Monday, 29 November 2010

A proving box

This week I made a wholemeal wheat bread based on Laurel Robertson's Desem bread. This was the first time I had tried to make it in any quantity, and one of the main challenges was proving it. The original recipe calls for a very short, warm, humid prove. Previously, with this sort of thing, I've either put it the molded loaves in a very low oven or in a plastic bag (as the recipe suggests for home bakers). In this instance, though, our only oven was full of bread, and plastic bags would have meant humidifying each of them separately. Luckily I have in the bakery a large plastic box which has periodically served a number of functions, and a roll of eco-wool plastic loft insulation, which I usually use for keeping ferments cool in the summer. I emptied a kettle of hot water into the bottom of the box, stacked some cooling wires on some empty bread tins, and set the loaves to prove on top of the wires. With the lid on the box, I wrapped the whole thing in the ecowool and set the timer.

It was astonishingly effective. After one hour and a half, the water was still uncomfortably hot to touch, and the loaves were ready to overflow their baskets. Handling them onto the peel and into the oven was quite tricky, but not completely unmanageable. For the second oven load, I halved the proving time. They were much easier to handle, and came out of the oven looking much prettier. When I tried the test loaves, though, I thought the first batch had the edge in flavour and texture, if not looks:

I really liked this loaf. I don't think the recipe is quite finished yet, but I thought the flavour and texture were pretty good, it's extremely wholesome, and we're still eating the last of ours 5 days after it was baked.

Tuesday, 23 November 2010

Another oven

We've been in London and managed to visit the E5 Bakehouse, who bake using an oven using the same principles as ours. Having only met them on paper so far, it was very exciting to see one in action and even bake some bread in it.

Matthew's starting a series of wholemeal specials this week with a wholemeal wheat loaf based on Laurel Robertson's famous Desem bread recipe. There will be two more wholemeal wheats and three ryes to follow over the next few months. With a break for something a little more frivolous over Christmas!

Monday, 8 November 2010

Change of seasons in the Bakery

In the majority of commercial bakeries the changing of the seasons goes pretty much unnoticed as far as the baking is concerned. However, in ours things are a little different. Sustainability is at the very heart of our bakery, and we were determined from the start to find a sustainable alternative to the banks of provers and coolers which are used in most bakeries to control the rising of the dough.

In the spring the change to the hot weather brought some challenges to us, and we began to think about low-tech cooling methods by which we could control the rise of the dough overnight.
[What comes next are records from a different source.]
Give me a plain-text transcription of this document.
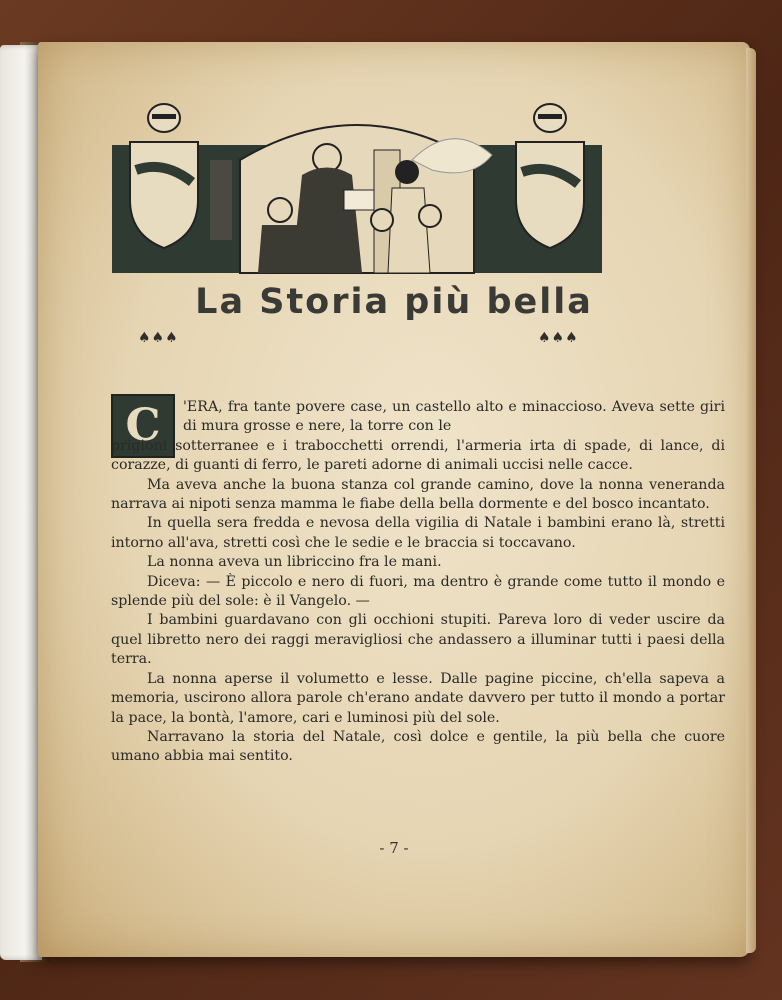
La Storia più bella
♠♠♠	♠♠♠
C	'ERA, fra tante povere case, un castello alto e minaccioso. Aveva sette giri di mura grosse e nere, la torre con le
prigioni sotterranee e i trabocchetti orrendi, l'armeria irta di spade, di lance, di corazze, di guanti di ferro, le pareti adorne di animali uccisi nelle cacce.

Ma aveva anche la buona stanza col grande camino, dove la nonna veneranda narrava ai nipoti senza mamma le fiabe della bella dormente e del bosco incantato.

In quella sera fredda e nevosa della vigilia di Natale i bambini erano là, stretti intorno all'ava, stretti così che le sedie e le braccia si toccavano.

La nonna aveva un libriccino fra le mani.

Diceva: — È piccolo e nero di fuori, ma dentro è grande come tutto il mondo e splende più del sole: è il Vangelo. —

I bambini guardavano con gli occhioni stupiti. Pareva loro di veder uscire da quel libretto nero dei raggi meravigliosi che andassero a illuminar tutti i paesi della terra.

La nonna aperse il volumetto e lesse. Dalle pagine piccine, ch'ella sapeva a memoria, uscirono allora parole ch'erano andate davvero per tutto il mondo a portar la pace, la bontà, l'amore, cari e luminosi più del sole.

Narravano la storia del Natale, così dolce e gentile, la più bella che cuore umano abbia mai sentito.

- 7 -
However, a tiny line in Alan Scott and Daniel Wing's The Bread Builders pointed to another possibility. They mention the practice of traditional French bakers, who used to vary the amount of leaven in the dough depending on the ambient temperature. At once we realised that the dough might hold the answer, we didn't need a low-tech solution, we needed to be in charge of the dough.

Matthew's adaptation of Jeffery Hamelman's DDT calculations provided a critical tool, meaning that the change of season from warmish to cold nights has passed without a hitch. Until fairly recently this kind of skill and knowledge must have been part of every professional baker's trade, but the ubiquity of technical solutions in bakeries of all sizes means these skills have been lost. The discovery that it is perfectly possible to bake without them has been an exciting one for us, and raises the possibility of another exciting prospect - the off-grid bakery.

Of course, this easy transition has not been without its down side. All transitions in the bakery - new oven, new recipes, new flour and (until now) new temperatures - have meant trial loaves. The presence of many half loaves yielded a bounty for our freezer, especially in the form of frozen cubes of bread to add to one of our favourite winter soups - ribollita. I was horrified to find that we were down to our last bag of bread cubes last week. Time to develop and new recipe I think!